The journalist who was formerly admired and looked up to, was killed today by a firing squad in the capital, Mogadishu. Scores of journalists who witnessed the execution said Hanafi struggled as he was headed to the killing spot, that to police had to tie him to the firing post.
Last month when the court ruled that Hanafi should be killed by a firing squad like other captured al-Shabaab militants, Hanafi said:
“I am indifferent if you kill me. You will see if killings will stop even after my death.”
The Somali military court had sentenced the broadcaster to death for assisting al-Shabaab kill five fellow reporters by identifying possible targets amongst journalists between 2007 and 2011. Hassan Hanafi joined the Islamist militant armed wing after working for Radio Andalus, al-Shabaab’s voice in Somalia.
Since 2007, Somalia has recorded the assassination of over 25 journalists, the Committee to Protect Journalists says.
BBC Somali’s Mohammud Ali reports that Hanafi used to call up journalists and threaten them with death if they refused to join the militant group while he was still working for al-Shabaab. Judge Hassan Ali said when giving his verdict, that the proofs presented in court showed that Somali journalist Hassan Hanafi “had major roles in the plotting and slaughtering of a few journalists.”

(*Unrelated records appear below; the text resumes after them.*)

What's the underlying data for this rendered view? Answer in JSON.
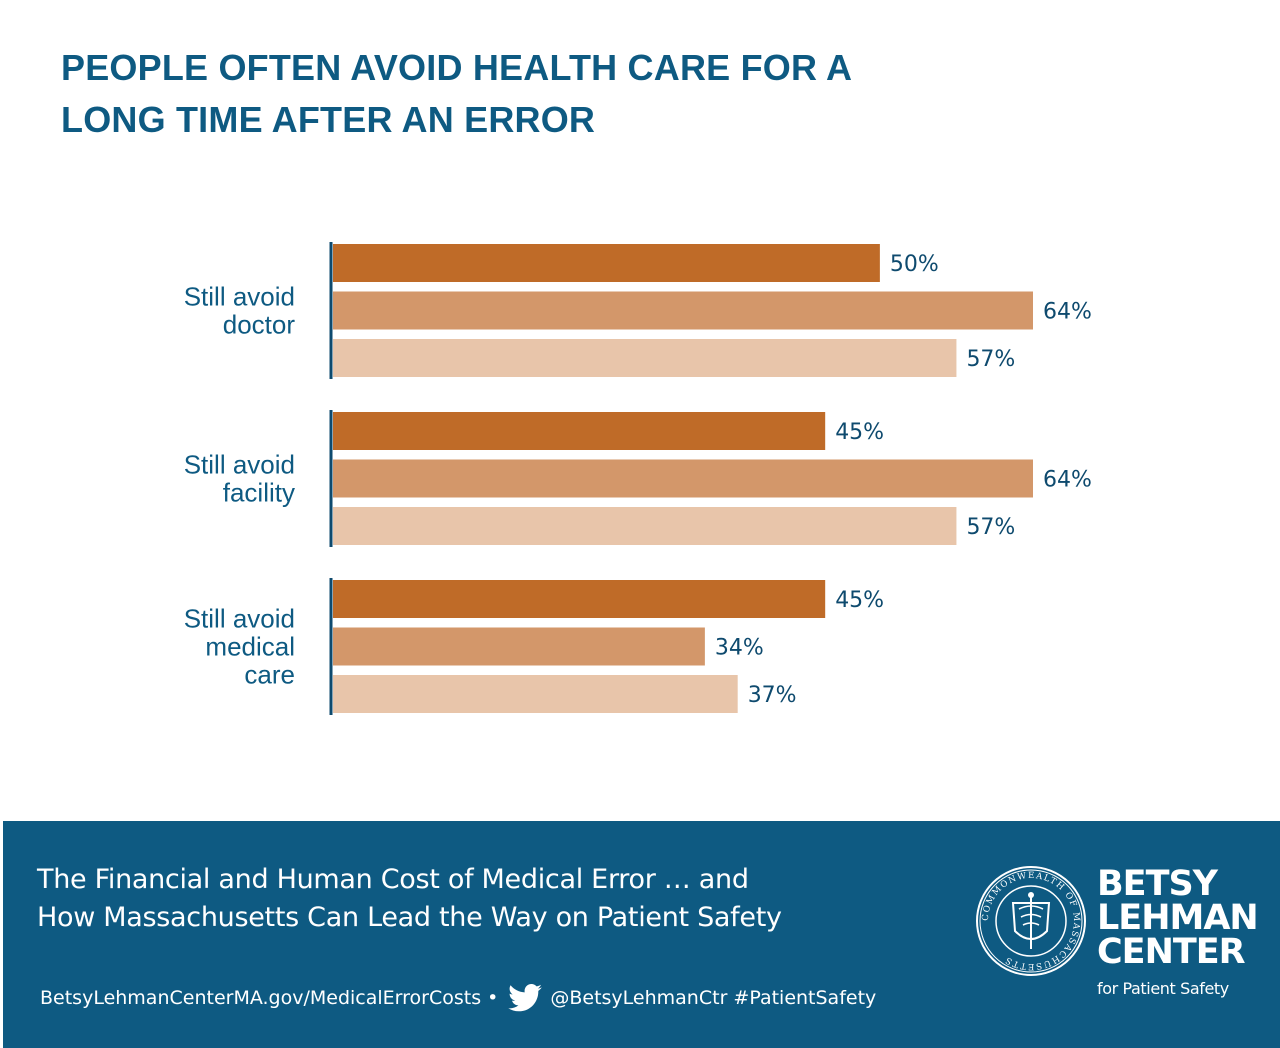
{
  "title": {
    "line1": "PEOPLE OFTEN AVOID HEALTH CARE FOR A",
    "line2": "LONG TIME AFTER AN ERROR"
  },
  "colors": {
    "title": "#0e5a82",
    "axis": "#0e4a6e",
    "footer_bg": "#0e5a82",
    "series": [
      "#bf6b28",
      "#d3976a",
      "#e8c5aa"
    ]
  },
  "chart_data": {
    "type": "bar",
    "orientation": "horizontal",
    "title": "PEOPLE OFTEN AVOID HEALTH CARE FOR A LONG TIME AFTER AN ERROR",
    "categories": [
      [
        "Still avoid",
        "doctor"
      ],
      [
        "Still avoid",
        "facility"
      ],
      [
        "Still avoid",
        "medical",
        "care"
      ]
    ],
    "series": [
      {
        "name": "",
        "values": [
          50,
          45,
          45
        ]
      },
      {
        "name": "",
        "values": [
          64,
          64,
          34
        ]
      },
      {
        "name": "",
        "values": [
          57,
          57,
          37
        ]
      }
    ],
    "value_suffix": "%",
    "xlim": [
      0,
      64
    ],
    "grid": false,
    "legend": "none"
  },
  "footer": {
    "subtitle_line1": "The Financial and Human Cost of Medical Error … and",
    "subtitle_line2": "How Massachusetts Can Lead the Way on Patient Safety",
    "website": "BetsyLehmanCenterMA.gov/MedicalErrorCosts •",
    "twitter_icon": "twitter-bird-icon",
    "social": "@BetsyLehmanCtr #PatientSafety",
    "seal_icon": "massachusetts-seal-icon",
    "seal_text": "COMMONWEALTH OF MASSACHUSETTS",
    "brand_line1": "BETSY",
    "brand_line2": "LEHMAN",
    "brand_line3": "CENTER",
    "brand_tagline": "for Patient Safety"
  }
}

Here Is A little Background of The killer Somali Journalist, Hassan Hanafi
Hanafi was born in the central Hiran region of Somalia in the early 80s. He grew from being a low-ranking journalist to become a nightmare for many media practitioners. He became famous and his name was well-known to radio listeners in Somalia after 2003 when he joined Quran FM in Mogadishu. He turned into a writer for a leading Somali website in 2006.

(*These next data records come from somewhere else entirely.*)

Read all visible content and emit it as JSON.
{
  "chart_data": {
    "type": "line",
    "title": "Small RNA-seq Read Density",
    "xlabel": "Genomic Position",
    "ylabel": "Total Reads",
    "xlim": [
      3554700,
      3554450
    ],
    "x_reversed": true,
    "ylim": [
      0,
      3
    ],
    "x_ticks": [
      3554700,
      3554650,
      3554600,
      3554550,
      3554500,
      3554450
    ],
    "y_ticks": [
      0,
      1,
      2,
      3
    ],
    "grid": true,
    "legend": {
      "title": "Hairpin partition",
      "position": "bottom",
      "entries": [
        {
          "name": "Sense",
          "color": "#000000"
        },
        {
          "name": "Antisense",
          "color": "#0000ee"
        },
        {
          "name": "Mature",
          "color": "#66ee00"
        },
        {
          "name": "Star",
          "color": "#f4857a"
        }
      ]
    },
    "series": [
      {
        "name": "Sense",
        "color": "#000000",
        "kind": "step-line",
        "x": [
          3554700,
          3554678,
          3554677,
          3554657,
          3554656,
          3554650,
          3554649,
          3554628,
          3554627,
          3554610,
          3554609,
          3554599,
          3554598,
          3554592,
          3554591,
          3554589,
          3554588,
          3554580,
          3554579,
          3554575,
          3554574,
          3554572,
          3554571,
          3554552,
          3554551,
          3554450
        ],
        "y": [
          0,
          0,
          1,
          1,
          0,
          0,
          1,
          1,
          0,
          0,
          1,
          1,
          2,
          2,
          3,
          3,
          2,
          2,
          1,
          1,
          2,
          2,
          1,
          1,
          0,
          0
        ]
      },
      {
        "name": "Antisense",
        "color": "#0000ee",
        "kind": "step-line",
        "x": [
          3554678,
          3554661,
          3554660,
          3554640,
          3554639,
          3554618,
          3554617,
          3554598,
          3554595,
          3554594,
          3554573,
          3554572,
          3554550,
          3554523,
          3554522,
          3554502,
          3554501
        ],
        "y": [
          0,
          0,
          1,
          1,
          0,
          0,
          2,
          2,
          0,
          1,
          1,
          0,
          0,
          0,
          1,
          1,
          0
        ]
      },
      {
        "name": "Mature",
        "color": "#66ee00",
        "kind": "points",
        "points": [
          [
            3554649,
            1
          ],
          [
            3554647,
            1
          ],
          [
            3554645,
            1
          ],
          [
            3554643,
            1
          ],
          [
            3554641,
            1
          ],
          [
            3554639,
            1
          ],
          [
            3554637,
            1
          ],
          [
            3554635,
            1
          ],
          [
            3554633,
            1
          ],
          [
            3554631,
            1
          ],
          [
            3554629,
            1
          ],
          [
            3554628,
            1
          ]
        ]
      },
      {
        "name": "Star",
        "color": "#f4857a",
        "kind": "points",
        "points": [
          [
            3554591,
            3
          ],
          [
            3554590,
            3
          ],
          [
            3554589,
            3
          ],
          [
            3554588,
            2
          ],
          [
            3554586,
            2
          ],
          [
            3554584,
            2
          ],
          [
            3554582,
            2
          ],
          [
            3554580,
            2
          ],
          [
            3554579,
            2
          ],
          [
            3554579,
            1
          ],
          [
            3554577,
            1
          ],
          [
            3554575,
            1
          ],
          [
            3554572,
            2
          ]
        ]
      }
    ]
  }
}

Years later, people started perceiving his links to the terror group as he became the key source of all breaking news or reaction from the terror group – dismissing the deaths of members while alleging victory in interviews with him.
Hanafi began threatening other broadcasters who attempted to present the terror group in a bad picture or speak against it, causing many to run out of Somalia.
The most shocking being the death of Sheikh Noor Mohamed, a senior journalist at Radio Mogadishu, in 2010. Hanafi later opened up that he initiated the killing, explaining that Mohamed lost his life for working for the government.
An al-Shabaab court convicted Hanafi guilty of an unknown crime, and ordered the cutting of his limbs in 2011. But his contribution to the horrific group over the years made the judgement null and void.